Autour de l’adoption d’une petite fille noire par une famille blanche, Jack Thorne débusque les jugements hâtifs, les parti pris et met en lumière l’excellente Sarah Lancashire. Un drame britannique subtil aux résonances sociales à voir sur La Une, ce jeudi à 20h35.

Miriam Grayson, assistante sociale dévouée et fonceuse, a-t-elle commis une faute en confiant la petite Kiri Akindele à ses grands-parents biologiques ? Il ne s’agissait que d’une visite de quelques heures et pourtant les réticences des futurs parents adoptifs de la petite fille étaient manifestes.

Il faut dire que le passé troublé de Nathaniel, le père de Kiri, ne plaidait pas en faveur de contacts rapprochés avec sa fille. Mais Miriam (Sarah Lancashire, formidable de justesse) tenait absolument à ce que la fillette, sur le point d’être confiée aux Warner, famille blanche plutôt bourgeoise, reste en contact avec ses racines métissées. Passant outre l’avis de sa direction, elle décide d’organiser un rendez-vous entre la fillette et ses grands-parents.

Au soir de la disparition de Kiri, la vie de Miriam, considérée comme fautive par ses pairs, est propulsée sous le feu des projecteurs des médias et de la police, ses moindres faits et gestes sont sondés ainsi que ceux des deux familles impliquées dans le drame…

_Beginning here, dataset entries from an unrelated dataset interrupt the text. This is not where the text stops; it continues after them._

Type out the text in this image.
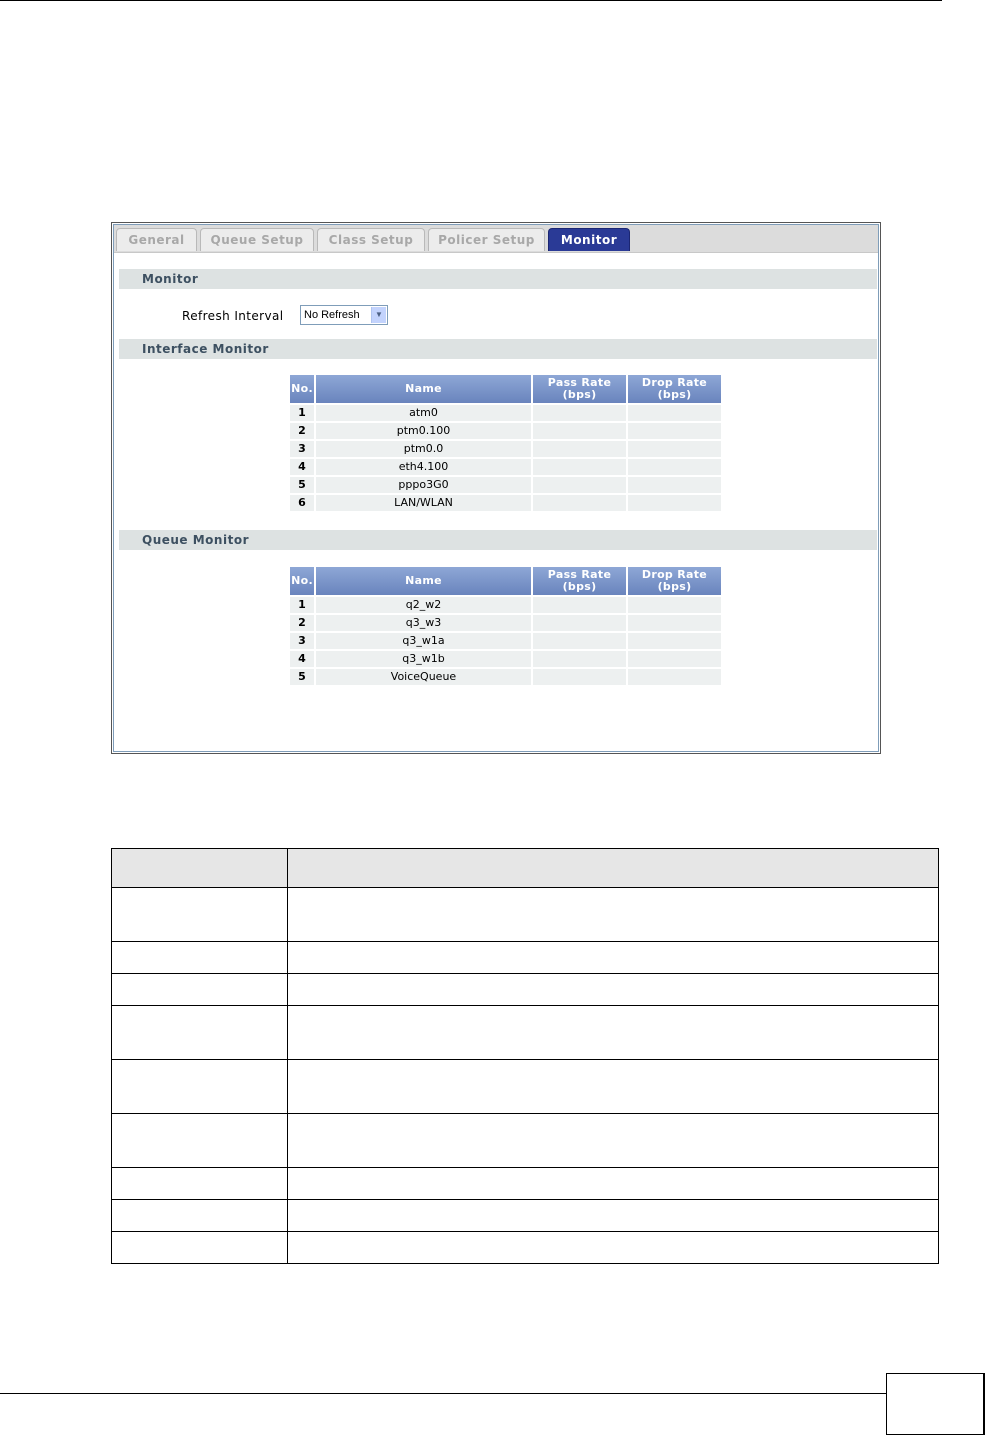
General	Queue Setup	Class Setup	Policer Setup	Monitor
Monitor
Refresh Interval	No Refresh	▼
Interface Monitor
No.	Name	Pass Rate (bps)	Drop Rate (bps)
1	atm0		
2	ptm0.100		
3	ptm0.0		
4	eth4.100		
5	pppo3G0		
6	LAN/WLAN		
Queue Monitor
No.	Name	Pass Rate (bps)	Drop Rate (bps)
1	q2_w2		
2	q3_w3		
3	q3_w1a		
4	q3_w1b		
5	VoiceQueue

Jugements hâtifs et parti pris

Déshabillant les petits secrets et chemins de pensée de chacun, le scénariste Jack Thorne (Skins, Monstre sacré, The Eddy) propose une réflexion poussée sur l’adoption inter-ethnique et les préjugés qu’elle entraîne parfois au sein de la société britannique, notamment.
Au fil de quatre épisodes humainement très denses, les services sociaux, la police et le monde de la justice en prennent pour leur grade : chacun révélant ses limites et ses biais d’analyse lorsqu’il s’agit de se pencher sur les vies de ceux considérés comme « différents » parce qu’ils sont « étrangers ».

Entre la famille d’accueil « so chic » de Bristol et le père noir « délinquant », les opinions se forgent rapidement, les jugements et les accusations fusent. Tandis que la question ethnique ne fait qu’envenimer encore les ressentis de part et d’autre.

Habitué des sujets sensibles, qu’il analyse sous toutes les coutures, Jack Thorne s’amuse à déjouer les impressions, multipliant les points de vue et révélations pour que chacun se fasse sa propre opinion. Comme ce fut déjà le cas dans l’affaire du Monstre sacré de la télévision britannique, accusé d’agressions sexuelles.

À la manière d’un Ken Loach, Thorne plonge sa plume au plus profond de l’humain, révélant au passage l’harassant quotidien des travailleurs sociaux mais aussi les dessous et mécanismes parfois inconscients de l’adoption. Sans oublier les jugements hâtifs et lapidaires qui gangrènent nos sociétés et l’empêchent d’évoluer. La force de son écriture scénaristique réside dans son choix de ne pas rester à la surface des sentiments et de pousser, dès lors, tous ceux qui croient savoir à douter plus encore.

Mise en images par Euros Lyn pour le compte de Channel 4, la série Kiri portée par les formidables Sarah Lancashire (vue dans Happy Valley ) et Lucian Msamati (le grand-père Tobi) a remporté le prix du Panorama international lors du Festival Séries Mania 2018. Prix qui « a salué l’important message social et interculturel mis en avant » par le redoutable scénariste britannique.